Further, the Strategic Grain Reserves should solely exist to safeguard the needs of the more than 15 million Kenyans who are unable to meet their minimum dietary requirements. We cannot continue to have NCPB of selling grains to animal feed manufacturers when some of our countrymen have none to eat.
At the same time, the government needs to rethink its policy of subsidising maize for millers, because by so doing, it creates two opposing systems when it comes to maize trade and regulation. It makes absolutely no sense for the government to pay billions to millers in form of subsidies if in return, they cannot regulate the prices of the well organised and united milling industry.

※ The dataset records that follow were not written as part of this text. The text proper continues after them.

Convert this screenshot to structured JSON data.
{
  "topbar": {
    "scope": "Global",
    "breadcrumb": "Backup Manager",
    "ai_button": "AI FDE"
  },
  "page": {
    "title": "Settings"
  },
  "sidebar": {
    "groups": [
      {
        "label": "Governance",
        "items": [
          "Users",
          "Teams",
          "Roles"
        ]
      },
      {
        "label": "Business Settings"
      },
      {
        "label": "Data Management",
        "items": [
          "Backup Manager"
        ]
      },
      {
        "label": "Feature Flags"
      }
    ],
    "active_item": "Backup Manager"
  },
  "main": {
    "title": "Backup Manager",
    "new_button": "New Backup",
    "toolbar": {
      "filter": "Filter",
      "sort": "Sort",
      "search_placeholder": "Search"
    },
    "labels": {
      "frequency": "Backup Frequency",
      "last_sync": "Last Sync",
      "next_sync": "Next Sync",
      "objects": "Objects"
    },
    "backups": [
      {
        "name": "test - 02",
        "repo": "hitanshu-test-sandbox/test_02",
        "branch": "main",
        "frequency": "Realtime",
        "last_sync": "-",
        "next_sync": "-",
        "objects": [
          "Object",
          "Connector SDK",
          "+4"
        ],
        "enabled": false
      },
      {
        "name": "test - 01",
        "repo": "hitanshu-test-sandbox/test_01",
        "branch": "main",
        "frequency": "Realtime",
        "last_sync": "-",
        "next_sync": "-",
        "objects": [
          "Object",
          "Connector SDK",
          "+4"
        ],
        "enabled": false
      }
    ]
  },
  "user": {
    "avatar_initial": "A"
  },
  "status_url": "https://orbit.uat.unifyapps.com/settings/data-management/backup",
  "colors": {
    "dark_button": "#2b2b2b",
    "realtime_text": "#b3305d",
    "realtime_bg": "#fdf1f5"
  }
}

Lastly, there’s need to re-assess our form of agriculture—the gains and pains of the industrial model of farming that Kenya has heavily promoted and invested in for the last two decades. To ensure access to food at affordable prices for all Kenyans, we need to have a sober national discourse around whether the fertiliser subsidies work or if farmers are incentivised enough. Whether large-scale mono-cropping and heavy mechanised form of farming are compatible with our context or whether the price mechanics are right.
These measures will put the country in good stead to fulfilling the right to food as enshrined in the 2010 Constitution Article 43 1(c) which, unfortunately, the government is currently in contravention of.